A programme of analysis and reporting took place to examine artefacts and ecofacts recovered during three large sites excavated in central Flint: Earl Lea, Dukes Walk and The Police Station. The end results will be a full-colour, bi-lingual, ‘popular’ publication aimed at those with an interest in the history and archaeology of Flint and a larger, single-volume, academic monograph.
The excavations followed earlier phases of desk-based study and trenched evaluation and were undertaken on behalf of Flintshire County Council and Wates Living Space West in advance of a large scheme of urban redevelopment. The programme of archaeological work allowed Archaeology Wales to work with the developers to produce a proposal that minimised the impact on the buried archaeological resource, while preserving ‘by record’ those element where impact was unavoidable.
Each site revealed a number of phases of activity relating to development from the foundation of Edward I’s implanted town in 1277 through to the 20th century. Among the most significant features were sections of the town’s defensive bank and ditch, some of the earliest surviving fills of which contained material dating to the thirteen century. Evidence from later fills included environmental evidence for the flora and fauna of the area, material derived from domestic waste and a unique series of leather shoes, all of which helped to add to our knowledge of the people who lived in and around the town.

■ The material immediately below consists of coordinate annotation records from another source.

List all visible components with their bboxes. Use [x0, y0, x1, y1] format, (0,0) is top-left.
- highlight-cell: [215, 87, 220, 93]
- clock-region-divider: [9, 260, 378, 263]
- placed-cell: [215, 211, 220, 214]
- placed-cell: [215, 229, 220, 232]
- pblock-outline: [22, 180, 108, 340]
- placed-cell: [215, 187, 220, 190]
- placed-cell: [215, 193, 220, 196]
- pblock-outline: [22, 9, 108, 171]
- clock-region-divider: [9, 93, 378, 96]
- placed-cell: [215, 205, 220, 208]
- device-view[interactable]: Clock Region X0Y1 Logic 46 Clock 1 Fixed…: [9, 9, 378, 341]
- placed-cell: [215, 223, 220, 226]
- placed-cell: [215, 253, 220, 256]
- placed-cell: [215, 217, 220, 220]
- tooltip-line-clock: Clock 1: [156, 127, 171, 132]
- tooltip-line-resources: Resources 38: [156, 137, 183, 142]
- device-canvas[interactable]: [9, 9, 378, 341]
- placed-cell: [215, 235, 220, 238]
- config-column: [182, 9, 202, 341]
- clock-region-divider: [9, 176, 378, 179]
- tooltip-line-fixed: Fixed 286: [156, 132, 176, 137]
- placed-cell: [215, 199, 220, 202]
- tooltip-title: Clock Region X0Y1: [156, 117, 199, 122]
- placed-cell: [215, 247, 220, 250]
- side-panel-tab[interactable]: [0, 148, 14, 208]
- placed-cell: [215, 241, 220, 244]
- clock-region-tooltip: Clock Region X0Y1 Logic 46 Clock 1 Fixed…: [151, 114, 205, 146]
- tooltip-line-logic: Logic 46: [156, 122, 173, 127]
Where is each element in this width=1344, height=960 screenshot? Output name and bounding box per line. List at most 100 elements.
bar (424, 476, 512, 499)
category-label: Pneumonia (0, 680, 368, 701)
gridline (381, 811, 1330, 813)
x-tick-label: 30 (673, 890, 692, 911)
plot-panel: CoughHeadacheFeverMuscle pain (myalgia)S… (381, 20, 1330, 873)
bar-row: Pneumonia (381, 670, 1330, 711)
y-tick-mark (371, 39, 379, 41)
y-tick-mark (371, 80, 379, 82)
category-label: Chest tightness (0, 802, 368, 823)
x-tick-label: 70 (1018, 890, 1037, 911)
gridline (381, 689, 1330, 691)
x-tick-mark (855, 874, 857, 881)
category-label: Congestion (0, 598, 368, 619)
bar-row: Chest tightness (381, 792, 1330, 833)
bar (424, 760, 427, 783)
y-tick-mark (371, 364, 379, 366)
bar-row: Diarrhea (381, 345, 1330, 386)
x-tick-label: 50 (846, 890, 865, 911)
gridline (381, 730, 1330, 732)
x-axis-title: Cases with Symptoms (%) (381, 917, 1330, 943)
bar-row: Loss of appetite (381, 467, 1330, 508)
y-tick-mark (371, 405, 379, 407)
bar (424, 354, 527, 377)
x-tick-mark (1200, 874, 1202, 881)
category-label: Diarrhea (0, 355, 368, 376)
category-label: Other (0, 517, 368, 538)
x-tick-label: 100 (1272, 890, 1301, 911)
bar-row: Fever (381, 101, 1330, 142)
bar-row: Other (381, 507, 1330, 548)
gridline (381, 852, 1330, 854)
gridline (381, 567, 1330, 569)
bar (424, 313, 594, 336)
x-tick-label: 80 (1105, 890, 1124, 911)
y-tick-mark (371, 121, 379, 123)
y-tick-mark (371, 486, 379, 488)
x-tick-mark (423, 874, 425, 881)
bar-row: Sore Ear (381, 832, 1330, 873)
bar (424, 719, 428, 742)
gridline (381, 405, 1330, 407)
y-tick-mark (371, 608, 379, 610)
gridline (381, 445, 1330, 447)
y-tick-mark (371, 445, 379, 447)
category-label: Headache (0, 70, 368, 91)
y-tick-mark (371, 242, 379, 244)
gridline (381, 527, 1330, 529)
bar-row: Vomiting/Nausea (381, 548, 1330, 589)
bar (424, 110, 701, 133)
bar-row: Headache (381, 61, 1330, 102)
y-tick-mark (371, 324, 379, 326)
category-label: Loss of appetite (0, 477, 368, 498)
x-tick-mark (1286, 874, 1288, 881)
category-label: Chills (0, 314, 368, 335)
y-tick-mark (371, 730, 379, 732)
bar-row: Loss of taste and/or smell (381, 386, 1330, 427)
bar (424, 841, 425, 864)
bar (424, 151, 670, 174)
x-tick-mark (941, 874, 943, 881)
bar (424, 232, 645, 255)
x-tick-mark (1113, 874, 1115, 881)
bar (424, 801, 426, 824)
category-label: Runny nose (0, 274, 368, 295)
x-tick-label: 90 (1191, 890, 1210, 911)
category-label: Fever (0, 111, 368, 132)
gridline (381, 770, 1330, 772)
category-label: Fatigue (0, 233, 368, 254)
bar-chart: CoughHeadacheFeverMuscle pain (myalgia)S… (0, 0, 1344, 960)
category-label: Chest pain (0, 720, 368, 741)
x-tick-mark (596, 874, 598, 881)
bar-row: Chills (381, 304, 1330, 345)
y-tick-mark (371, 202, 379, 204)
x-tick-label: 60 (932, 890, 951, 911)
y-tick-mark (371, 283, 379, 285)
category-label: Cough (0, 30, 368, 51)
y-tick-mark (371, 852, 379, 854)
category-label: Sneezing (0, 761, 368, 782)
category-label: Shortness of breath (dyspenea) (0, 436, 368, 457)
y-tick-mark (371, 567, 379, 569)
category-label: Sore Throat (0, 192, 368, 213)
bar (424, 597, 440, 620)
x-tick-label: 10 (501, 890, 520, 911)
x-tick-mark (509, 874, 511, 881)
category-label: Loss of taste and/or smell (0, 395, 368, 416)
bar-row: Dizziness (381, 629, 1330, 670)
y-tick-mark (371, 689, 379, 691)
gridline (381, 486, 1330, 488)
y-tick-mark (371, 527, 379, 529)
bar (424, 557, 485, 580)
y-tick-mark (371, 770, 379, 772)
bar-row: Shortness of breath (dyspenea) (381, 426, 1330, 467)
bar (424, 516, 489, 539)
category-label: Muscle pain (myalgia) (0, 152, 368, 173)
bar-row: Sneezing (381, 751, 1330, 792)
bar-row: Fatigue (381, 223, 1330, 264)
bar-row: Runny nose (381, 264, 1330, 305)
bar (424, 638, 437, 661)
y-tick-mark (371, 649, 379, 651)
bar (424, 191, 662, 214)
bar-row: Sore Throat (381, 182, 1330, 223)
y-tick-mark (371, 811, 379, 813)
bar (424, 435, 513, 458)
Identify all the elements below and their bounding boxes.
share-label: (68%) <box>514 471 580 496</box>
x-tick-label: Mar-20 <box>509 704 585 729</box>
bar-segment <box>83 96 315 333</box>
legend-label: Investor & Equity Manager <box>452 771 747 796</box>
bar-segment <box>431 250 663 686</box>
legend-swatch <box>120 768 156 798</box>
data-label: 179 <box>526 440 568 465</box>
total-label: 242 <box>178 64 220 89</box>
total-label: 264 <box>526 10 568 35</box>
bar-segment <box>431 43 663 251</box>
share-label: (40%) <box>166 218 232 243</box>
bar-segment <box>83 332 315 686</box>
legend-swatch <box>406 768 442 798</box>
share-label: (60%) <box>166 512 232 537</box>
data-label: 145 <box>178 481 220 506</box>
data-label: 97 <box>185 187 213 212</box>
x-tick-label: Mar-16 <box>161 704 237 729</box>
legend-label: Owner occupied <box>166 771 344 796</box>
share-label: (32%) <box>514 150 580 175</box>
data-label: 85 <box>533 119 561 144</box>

Apart from evidence for the defences and the internal layout of the town, post-excavation analysis focused on a number of semi-industrial activities that were seemingly taking place in ‘open’ or ‘back garden’ areas. In the centre of the Early Lee site, a pair of medieval stone built corn-drying ovens were uncovered and fully excavated, while on the Dukes Walk site, ten fascinating late eighteenth century brick-built structure were examined, all of which exhibited evidence for low-temperature lead working.